Наконец, – ежели безумиям есть конец – появилось вовсе несуразное чудище, по дряхлости всем старшой. Голова как колено голая, ни волоска высоких дум – ни черного от их глубины, ни седого от мудрости, – ни на волос дельности, качалась голова из стороны в сторону без мысли, без смысла. Глаза, некогда ясные и зоркие, а теперь мутные и гноящиеся, не видели самого важного, а издали и вовсе ничего, и не могли предвидеть беду, уши, в прежние дни такие чуткие, были глухи и заложены – не слышали тихих стонов бедняка, зато внимали громкому голосу богача и владыки; иссохший рот уже не кричал, негодуя, а бормотал, еле смея; если же молвит слово, то сквозь зубы, которых нет; руки, некогда такие проворные, великие дела творившие, скрючились – каждый палец крючком, все хватают, ничего не выпускают; ноги, смиренные труженики, ныне искривлены подагрой, не могут и шагу ступить. Короче, во всем теле никакой крепости, ни единого здорового члена. Все-то он жаловался, и все кругом на него жаловались, но никто не жалел, не пытался помочь. За ним следовали трое, пререкаясь меж собою из-за безраздельной власти над смертными. У первого чудища лицо источало сладкий яд; белее слоновой кости лицо являло образ прекрасной гибели, желанного падения, заманчивого обмана, фальшивой женщины, подлинной сирены, безумной, дерзкой, жестокой, надменной, глупой и лживой; она требовала, приказывала, хвастала, насиловала, угнетала и терзала дикими прихотями плоти.

– Есть ли что в мире, – говорила Плоть, – что делается не для меня?
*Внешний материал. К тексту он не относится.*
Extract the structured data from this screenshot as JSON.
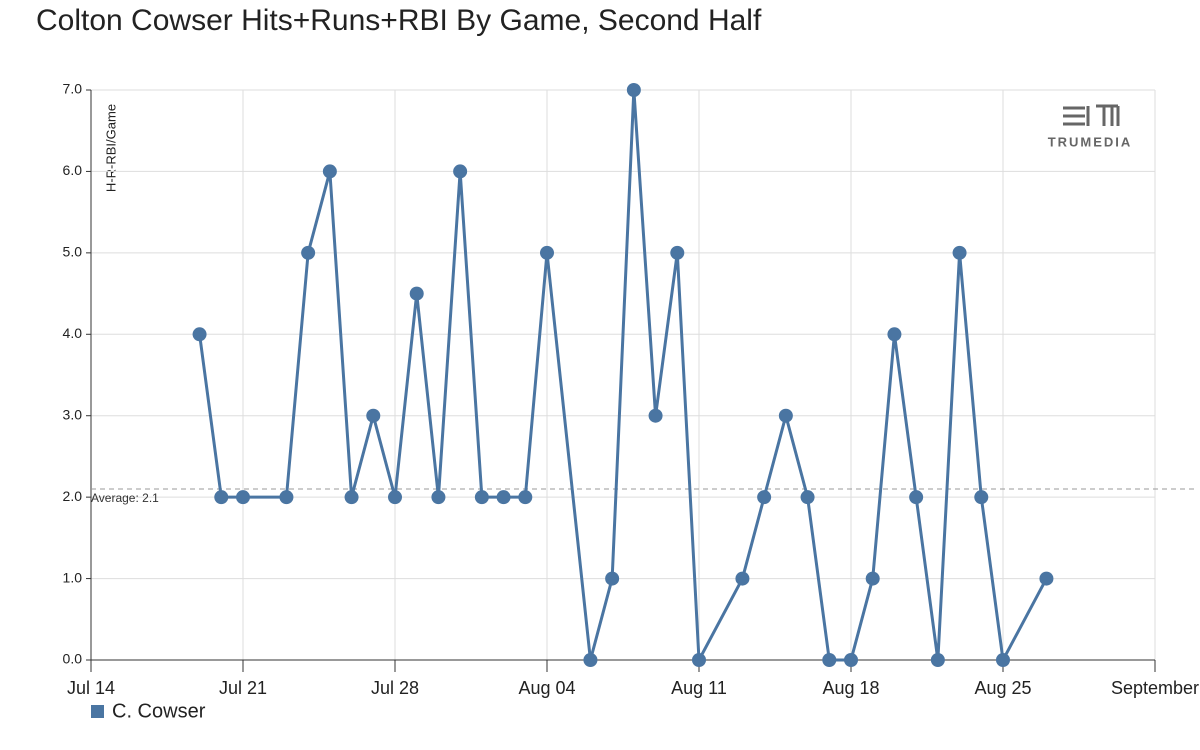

Все свершается только ради воруют – ради меня; убивают – ради меня; говорят – обо мне; желают – меня; живут – со мной; итак, все непотребства мира – мое достояние.

– Я не согласен, – сказал Мир, блестящий и суетный, богатый, но глупый, надменный, но подлый.

– Все, что существует и красуется, все – для меня, все служит моей пышности и тщеславию: купец ворует – чтобы блеснуть в мире; кабальеро влезает в долги – чтобы не осрамиться перед миром; женщина рядится – чтобы показаться миру. Все пороки дают передышку: обжора пресыщается, бесчестный вдруг спохватится, пьяница засыпает, жестокий устанет, а суетность мирская никогда не скажет «довольно» – безумие, безумие, безумие мира. И не гневите меня, не то я все пошлю к дьяволу.

– А вот и я, – сказал Дьявол. – И я заберу себе все. Нет в мире ничего, что не было бы моим, все и так отдают всё мне – и многократно. Муж рассердится, он говорит: «Ты, жена Вельзевула!», а жена отвечает: «Чертов мужлан!», «Чтоб сатана тебя побрал!» – говорит мать сыну. А хозяин слуге: «Тысяча чертей тебе в глотку!». «Это тебе тысяча чертей!» – отвечает слуга. Есть и такие безобразники, что говорят: «Легион чертей меня побери!» Словом, не найдете в мире ничего, что не отдавалось бы мне само или другие не отдавали. А сам ты, Мир, можешь ли отрицать, что ты – весь мой?

– Я-то? Это почему же?

– Ах, будь ты проклят, стыда у тебя нет!

– То-то и оно-то, – возразил Мир, – а у кого нет стыда, тому принадлежит весь мир.

Решить спор попросили они чудовище венценосное, государя всесветного Вавилона. Выслушав их пререкания, тот молвил:

– Хватит, нечего вам ссориться! Давайте веселиться, радоваться жизни, вкушать ее удовольствия, наслаждаться благовониями, душистыми маслами, яствами да винами да любовными утехами. Помните, цвет жизни быстро вянет; так проведем дни, срывая цветы наслажденья, будем есть, пить да гулять, завтра все равно помрем. Давайте порхать с лужка на лужок, утоляя вожделения. И, дабы вы больше не спорили, разделю меж вами власть, владения и вассалов. Ты, Плоть, поведешь за собою неженок, ленивцев, лакомок и распутников; царить будешь над красотою, праздностью и вином, владычицею будешь похоти. А ты, Мир, заберешь себе гордецов, честолюбцев, богачей и владык; царить будешь над тщеславным воображением. Ты же, Дьявол, будешь владыкою лжи, царем самодовольных умников, твоею будет вся область изощренного ума-разума. А теперь поглядим, чем грешны вот эти два странника по жизни, – молвил он, указывая на Критило и Андренио, – пусть и они заплатят нам вассальную дань. Ибо нет скотины без изъяна, нет человека без греха.

Что разузнали о наших странниках, о том поведает следующий кризис.